Mozambique Palp-Footed Spider
- Conservation status: Least Concern (SANBI Red List)

Scientific classification
- Kingdom: Animalia
- Phylum: Arthropoda
- Subphylum: Chelicerata
- Class: Arachnida
- Order: Araneae
- Infraorder: Araneomorphae
- Family: Palpimanidae
- Genus: Palpimanus
- Species: P. giltayi
- Binomial name: Palpimanus giltayi Lessert, 1936

= Palpimanus giltayi =

- Authority: Lessert, 1936
- Conservation status: LC

Species of spider

Palpimanus giltayi is a species of spider in the family Palpimanidae. It occurs in Mozambique and South Africa and is commonly known as the Mozambique palp-footed spider.

==Distribution==
Palpimanus giltayi is known from Mozambique and South Africa. In South Africa, the species is known only from KwaZulu-Natal.

==Habitat and ecology==
The species is a free-running ground dweller. Little is known about their behaviour. It has been sampled from the Succulent Karoo biome at 635 m above sea level.

==Description==

P. giltayi is known only from the male, with a body size of 9-10 mm. The carapace, sternum and the front legs are dark, with the rest of legs paler.
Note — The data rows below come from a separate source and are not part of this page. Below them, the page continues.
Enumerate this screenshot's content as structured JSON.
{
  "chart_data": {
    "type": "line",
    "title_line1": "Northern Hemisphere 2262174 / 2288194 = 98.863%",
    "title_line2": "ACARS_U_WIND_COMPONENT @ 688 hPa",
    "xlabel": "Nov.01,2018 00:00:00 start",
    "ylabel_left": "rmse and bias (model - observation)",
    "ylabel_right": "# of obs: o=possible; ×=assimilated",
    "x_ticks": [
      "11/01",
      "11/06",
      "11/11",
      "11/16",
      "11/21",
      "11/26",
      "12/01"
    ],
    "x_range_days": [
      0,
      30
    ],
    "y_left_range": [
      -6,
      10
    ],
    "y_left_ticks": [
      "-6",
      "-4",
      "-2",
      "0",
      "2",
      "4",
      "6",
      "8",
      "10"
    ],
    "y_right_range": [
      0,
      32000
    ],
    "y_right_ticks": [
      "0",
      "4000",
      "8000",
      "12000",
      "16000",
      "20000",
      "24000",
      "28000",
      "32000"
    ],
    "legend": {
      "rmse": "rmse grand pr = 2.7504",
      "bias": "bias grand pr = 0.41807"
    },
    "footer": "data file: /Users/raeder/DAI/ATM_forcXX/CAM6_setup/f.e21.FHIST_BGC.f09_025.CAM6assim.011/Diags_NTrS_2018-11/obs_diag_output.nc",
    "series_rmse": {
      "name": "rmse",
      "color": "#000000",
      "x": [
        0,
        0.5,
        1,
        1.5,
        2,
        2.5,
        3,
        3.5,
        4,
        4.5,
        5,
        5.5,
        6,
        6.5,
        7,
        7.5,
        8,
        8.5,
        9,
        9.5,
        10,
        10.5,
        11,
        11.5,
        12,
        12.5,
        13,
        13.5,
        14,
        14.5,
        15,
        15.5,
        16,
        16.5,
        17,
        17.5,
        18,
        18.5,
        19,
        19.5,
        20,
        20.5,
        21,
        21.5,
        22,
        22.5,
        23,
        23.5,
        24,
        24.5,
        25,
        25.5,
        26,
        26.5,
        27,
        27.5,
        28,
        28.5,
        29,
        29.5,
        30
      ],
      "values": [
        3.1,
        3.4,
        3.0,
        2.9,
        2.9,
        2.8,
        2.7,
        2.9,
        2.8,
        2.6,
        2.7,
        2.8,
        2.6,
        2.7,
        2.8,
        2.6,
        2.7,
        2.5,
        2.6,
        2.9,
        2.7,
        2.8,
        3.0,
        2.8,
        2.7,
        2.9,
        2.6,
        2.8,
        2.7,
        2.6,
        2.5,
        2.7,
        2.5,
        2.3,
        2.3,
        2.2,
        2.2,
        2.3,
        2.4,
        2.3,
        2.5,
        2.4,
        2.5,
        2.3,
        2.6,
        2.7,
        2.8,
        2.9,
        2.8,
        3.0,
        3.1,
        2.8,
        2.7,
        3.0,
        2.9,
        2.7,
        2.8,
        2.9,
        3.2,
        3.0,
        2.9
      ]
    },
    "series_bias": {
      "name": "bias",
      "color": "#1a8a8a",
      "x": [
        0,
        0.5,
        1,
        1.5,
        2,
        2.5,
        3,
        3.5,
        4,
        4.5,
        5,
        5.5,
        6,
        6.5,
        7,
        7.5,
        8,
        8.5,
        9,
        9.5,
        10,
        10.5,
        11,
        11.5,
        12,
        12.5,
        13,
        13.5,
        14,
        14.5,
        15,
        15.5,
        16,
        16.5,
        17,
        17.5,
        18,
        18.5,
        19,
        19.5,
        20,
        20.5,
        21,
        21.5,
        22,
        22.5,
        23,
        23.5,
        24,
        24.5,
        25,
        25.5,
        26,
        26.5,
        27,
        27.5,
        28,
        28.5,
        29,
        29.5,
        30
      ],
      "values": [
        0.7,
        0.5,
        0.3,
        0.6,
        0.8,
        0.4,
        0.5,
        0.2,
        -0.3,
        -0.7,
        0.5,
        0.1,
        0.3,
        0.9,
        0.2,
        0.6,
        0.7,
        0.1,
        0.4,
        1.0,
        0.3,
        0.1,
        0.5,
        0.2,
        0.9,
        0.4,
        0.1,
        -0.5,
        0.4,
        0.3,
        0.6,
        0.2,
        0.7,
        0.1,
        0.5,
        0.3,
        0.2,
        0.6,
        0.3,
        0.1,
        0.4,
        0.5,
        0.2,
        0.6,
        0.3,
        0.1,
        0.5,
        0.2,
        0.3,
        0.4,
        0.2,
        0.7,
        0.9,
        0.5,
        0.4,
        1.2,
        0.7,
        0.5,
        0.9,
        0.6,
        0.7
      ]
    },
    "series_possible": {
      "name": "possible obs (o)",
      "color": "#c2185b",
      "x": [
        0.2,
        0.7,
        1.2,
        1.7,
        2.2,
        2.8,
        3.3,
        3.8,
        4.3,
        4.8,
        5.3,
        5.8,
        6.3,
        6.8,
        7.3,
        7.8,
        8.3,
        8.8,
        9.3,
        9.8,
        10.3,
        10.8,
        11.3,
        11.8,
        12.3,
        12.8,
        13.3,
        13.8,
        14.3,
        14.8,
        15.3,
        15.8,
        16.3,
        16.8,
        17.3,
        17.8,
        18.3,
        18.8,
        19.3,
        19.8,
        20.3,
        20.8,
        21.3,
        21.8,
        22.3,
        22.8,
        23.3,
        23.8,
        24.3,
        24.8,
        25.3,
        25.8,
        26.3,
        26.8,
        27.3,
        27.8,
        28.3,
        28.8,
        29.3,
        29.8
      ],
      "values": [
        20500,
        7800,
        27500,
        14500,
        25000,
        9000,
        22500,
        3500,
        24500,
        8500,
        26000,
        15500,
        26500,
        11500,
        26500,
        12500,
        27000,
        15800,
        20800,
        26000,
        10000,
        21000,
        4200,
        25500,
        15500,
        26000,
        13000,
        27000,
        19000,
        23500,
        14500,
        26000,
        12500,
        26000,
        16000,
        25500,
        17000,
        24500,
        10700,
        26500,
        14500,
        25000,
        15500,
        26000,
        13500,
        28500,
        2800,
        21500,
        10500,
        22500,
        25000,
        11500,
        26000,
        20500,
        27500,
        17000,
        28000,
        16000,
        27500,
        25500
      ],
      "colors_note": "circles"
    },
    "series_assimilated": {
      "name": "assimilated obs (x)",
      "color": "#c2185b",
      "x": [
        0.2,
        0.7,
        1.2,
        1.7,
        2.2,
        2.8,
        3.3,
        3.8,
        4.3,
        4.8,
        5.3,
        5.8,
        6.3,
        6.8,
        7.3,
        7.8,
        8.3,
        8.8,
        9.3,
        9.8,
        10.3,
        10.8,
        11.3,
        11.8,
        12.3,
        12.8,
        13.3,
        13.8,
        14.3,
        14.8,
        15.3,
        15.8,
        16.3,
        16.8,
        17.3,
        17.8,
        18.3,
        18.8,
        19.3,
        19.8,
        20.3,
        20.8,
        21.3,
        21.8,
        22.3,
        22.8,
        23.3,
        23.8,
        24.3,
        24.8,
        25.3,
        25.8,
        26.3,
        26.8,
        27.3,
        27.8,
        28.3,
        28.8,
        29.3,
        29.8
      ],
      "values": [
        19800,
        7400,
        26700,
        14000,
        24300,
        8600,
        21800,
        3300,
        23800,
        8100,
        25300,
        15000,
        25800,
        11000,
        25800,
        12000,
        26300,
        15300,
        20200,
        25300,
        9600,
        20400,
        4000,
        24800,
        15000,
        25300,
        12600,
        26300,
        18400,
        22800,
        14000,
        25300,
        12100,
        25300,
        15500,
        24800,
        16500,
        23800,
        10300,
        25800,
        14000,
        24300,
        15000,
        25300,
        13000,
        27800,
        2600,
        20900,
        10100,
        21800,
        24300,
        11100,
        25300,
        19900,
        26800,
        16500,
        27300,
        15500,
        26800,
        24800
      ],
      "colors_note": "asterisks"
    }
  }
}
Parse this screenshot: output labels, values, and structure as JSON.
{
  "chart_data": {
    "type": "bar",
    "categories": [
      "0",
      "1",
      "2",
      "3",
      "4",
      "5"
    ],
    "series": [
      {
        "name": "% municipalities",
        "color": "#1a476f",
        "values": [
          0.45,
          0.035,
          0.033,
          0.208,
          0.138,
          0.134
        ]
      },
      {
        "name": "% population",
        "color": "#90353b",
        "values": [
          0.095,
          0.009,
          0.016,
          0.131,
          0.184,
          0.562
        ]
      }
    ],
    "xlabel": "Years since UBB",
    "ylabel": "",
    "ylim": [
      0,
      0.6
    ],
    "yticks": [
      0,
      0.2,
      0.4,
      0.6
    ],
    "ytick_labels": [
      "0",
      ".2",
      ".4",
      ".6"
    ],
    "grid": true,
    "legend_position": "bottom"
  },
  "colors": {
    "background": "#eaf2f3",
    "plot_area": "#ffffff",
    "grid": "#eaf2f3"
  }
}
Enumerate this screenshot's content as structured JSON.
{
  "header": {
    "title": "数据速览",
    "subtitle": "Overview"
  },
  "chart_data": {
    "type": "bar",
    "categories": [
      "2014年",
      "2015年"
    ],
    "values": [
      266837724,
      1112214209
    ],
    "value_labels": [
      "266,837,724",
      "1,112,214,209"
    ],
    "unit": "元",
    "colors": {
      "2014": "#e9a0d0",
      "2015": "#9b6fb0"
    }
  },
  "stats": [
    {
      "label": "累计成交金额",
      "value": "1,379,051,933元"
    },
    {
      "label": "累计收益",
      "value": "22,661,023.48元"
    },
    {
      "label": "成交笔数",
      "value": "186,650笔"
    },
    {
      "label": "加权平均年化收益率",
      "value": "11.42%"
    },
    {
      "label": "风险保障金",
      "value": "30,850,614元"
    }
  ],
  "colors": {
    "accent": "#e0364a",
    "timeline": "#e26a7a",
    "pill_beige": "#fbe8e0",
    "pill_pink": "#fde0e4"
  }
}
The abdomen is dull red, covered with a grey hair layer.

==Conservation==
Palpimanus giltayi is listed as Least Concern by the South African National Biodiversity Institute due to its wide southern African range. More sampling is needed to collect the female and determine the species' range, but threats to the species are unknown. It is protected in the Ndumo Game Reserve.

==Taxonomy==
The species was originally described by Roger de Lessert in 1936 from Mozambique. It is known only from the male.